Underwater review: Kristen Stewart's wet monster movie is part Alien-homage, part environmental warning

In her latest attempt to escape the fading shadow of the Twilight franchise, Kristen Stewart heads to the one place vampires fear to tread: the bottom of the ocean.

In subnautical science-fiction horror Underwater, she plays a mechanical engineer aboard an imperilled deep sea drilling station, tasked with rescuing herself and her dwindling crewmates after an earthquake – or something else – destroys half of the facility.

The post-it note on this screenplay almost certainly said “Alien, except more wet”, but Underwater doesn’t try to disguise its influences, and, rather than feeling hackneyed, is well-served by a dogged imitation of far better science-fiction movies. A sci-fi magpie, the film owes as much to The Poseidon Adventure, Gravity and The Abyss as it does to Ridley Scott.

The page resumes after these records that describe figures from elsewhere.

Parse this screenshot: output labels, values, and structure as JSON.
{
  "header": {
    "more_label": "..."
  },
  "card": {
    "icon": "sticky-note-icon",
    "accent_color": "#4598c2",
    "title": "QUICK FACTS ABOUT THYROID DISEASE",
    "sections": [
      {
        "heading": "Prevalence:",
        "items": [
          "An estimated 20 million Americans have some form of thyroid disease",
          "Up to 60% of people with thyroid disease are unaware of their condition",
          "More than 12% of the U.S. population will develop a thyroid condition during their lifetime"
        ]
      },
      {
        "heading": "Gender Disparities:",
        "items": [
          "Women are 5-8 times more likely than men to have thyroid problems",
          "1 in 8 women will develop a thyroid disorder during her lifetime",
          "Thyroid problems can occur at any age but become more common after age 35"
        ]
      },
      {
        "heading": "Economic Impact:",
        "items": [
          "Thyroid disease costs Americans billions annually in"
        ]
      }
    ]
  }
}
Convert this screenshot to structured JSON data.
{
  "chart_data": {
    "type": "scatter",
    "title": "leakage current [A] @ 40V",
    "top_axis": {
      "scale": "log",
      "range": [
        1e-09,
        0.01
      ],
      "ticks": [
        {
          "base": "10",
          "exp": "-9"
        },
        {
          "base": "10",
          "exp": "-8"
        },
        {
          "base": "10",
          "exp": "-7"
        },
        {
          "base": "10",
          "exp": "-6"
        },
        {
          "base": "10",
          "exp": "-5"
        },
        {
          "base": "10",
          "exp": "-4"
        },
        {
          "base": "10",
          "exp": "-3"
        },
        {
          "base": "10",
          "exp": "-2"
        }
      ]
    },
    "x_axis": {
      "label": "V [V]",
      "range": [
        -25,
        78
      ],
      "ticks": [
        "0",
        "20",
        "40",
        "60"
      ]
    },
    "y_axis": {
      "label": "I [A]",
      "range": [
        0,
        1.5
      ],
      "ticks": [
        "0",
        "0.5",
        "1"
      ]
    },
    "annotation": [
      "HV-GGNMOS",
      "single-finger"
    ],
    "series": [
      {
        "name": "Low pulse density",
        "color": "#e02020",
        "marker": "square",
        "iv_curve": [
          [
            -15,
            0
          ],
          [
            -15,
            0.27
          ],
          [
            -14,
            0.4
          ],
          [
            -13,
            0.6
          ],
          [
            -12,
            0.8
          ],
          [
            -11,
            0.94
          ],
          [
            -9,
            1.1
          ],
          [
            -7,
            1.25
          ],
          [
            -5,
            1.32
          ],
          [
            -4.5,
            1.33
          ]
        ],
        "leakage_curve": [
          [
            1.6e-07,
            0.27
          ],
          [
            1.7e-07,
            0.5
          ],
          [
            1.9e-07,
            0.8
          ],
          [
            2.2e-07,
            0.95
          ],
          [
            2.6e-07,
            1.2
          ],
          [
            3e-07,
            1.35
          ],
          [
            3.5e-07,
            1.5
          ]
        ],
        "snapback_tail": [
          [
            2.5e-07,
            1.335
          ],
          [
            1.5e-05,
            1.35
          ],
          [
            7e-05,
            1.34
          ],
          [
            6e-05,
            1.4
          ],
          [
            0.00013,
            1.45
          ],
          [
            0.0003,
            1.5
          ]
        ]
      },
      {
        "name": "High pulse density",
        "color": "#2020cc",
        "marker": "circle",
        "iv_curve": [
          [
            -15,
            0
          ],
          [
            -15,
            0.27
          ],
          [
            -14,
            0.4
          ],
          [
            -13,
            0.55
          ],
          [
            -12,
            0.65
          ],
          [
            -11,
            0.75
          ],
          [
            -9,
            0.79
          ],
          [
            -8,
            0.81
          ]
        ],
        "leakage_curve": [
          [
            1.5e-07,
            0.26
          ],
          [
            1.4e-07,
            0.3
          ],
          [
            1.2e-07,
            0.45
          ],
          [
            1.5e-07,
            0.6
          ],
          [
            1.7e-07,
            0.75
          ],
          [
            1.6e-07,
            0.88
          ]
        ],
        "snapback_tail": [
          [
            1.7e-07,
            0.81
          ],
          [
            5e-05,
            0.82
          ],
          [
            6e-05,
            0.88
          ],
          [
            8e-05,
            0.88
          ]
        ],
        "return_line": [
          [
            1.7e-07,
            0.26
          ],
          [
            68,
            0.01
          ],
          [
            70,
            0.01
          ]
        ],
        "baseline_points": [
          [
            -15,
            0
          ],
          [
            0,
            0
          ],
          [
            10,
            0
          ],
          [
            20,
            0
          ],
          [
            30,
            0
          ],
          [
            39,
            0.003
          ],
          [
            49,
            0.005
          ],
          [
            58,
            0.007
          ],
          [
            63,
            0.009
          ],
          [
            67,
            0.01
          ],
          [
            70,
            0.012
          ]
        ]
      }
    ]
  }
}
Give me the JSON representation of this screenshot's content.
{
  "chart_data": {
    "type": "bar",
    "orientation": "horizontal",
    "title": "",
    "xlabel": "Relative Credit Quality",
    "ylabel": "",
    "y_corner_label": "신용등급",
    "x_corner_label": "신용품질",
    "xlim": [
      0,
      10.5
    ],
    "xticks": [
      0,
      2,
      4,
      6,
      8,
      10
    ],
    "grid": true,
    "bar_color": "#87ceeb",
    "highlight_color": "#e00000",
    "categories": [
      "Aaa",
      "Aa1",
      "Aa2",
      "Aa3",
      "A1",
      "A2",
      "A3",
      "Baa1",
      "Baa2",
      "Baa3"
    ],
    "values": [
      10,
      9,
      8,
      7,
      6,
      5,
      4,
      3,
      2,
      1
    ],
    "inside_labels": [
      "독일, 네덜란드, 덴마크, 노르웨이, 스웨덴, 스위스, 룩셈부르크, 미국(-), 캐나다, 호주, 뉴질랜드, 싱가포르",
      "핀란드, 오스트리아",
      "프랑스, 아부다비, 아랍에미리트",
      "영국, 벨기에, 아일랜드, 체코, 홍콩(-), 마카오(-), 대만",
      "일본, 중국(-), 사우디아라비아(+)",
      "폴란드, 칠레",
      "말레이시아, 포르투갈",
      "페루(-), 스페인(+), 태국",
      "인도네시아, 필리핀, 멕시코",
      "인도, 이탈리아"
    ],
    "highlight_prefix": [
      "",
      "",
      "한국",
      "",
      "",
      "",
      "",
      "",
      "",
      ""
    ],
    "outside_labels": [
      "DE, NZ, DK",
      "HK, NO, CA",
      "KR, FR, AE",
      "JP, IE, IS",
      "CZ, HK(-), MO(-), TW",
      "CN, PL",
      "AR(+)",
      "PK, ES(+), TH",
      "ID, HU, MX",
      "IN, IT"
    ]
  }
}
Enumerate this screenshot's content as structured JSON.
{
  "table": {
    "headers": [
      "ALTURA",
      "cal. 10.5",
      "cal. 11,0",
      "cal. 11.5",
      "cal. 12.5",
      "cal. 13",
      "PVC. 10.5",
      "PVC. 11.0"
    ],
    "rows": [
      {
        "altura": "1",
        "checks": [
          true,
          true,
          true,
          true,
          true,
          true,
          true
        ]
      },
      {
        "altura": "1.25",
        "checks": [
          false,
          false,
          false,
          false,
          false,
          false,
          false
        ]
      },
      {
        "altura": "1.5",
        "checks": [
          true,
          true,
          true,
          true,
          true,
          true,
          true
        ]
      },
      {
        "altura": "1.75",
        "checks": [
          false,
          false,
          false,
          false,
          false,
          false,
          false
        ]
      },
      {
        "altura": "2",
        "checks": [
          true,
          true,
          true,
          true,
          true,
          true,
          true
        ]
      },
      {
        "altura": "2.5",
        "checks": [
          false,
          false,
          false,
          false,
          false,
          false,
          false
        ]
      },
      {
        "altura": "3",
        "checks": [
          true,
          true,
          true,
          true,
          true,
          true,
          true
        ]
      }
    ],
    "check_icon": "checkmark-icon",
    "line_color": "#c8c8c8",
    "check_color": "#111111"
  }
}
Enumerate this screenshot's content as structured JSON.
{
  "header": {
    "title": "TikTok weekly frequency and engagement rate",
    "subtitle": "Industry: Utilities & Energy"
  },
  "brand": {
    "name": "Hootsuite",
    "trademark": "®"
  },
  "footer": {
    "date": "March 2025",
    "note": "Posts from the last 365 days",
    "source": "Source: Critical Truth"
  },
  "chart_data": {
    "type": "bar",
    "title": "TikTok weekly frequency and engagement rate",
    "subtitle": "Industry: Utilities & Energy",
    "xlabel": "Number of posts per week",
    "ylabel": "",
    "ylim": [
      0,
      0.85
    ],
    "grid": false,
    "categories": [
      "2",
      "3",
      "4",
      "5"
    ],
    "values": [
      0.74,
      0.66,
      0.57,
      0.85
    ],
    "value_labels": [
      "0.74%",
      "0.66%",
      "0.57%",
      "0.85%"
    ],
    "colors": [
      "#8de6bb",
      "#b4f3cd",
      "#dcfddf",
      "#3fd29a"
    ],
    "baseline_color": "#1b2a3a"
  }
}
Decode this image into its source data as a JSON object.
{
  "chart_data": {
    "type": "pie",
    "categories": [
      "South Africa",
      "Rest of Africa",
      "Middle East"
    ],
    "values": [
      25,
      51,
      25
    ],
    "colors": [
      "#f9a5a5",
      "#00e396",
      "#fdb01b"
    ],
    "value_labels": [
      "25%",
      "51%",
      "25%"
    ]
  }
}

Stewart can manage a decent enough impression of Ripley, though the regularity with which she’s reduced to wearing her underwear begins to feel gratuitous. It’s frankly implausible that, aboard the most advanced mining platform in human history, there aren’t diving suits large enough to accommodate trousers.

Six miles below the waves feels about as alien as any exoplanet, and the creaking, collapsing drilling station is a maze of grilles and pipes to match any spaceship. Set designers have drawn inspiration from such iconic corridors as the Nostromo, littering the frame with inscrutable iconography and monitors flickering with indecipherable warnings.

But for all the rich, videogamey detail lavished upon the station itself, Stewart and her co-stars play thinly sketched characters with one-note backstories, bobbing aimlessly between horror set-pieces. True to the genre, the survivors with the fewest lines are picked off in a series of entertainingly horrible ways: torn to shreds by sea creatures or explosively decompressed. Extended close-up shots and claustrophobic framing create the oppressive sense that you might be drowning in your seat.

Underwater leans heavily on genre tropes, arriving at a disappointingly predictable ending, but this paint-by-numbers deep sea horror still manages to stay afloat.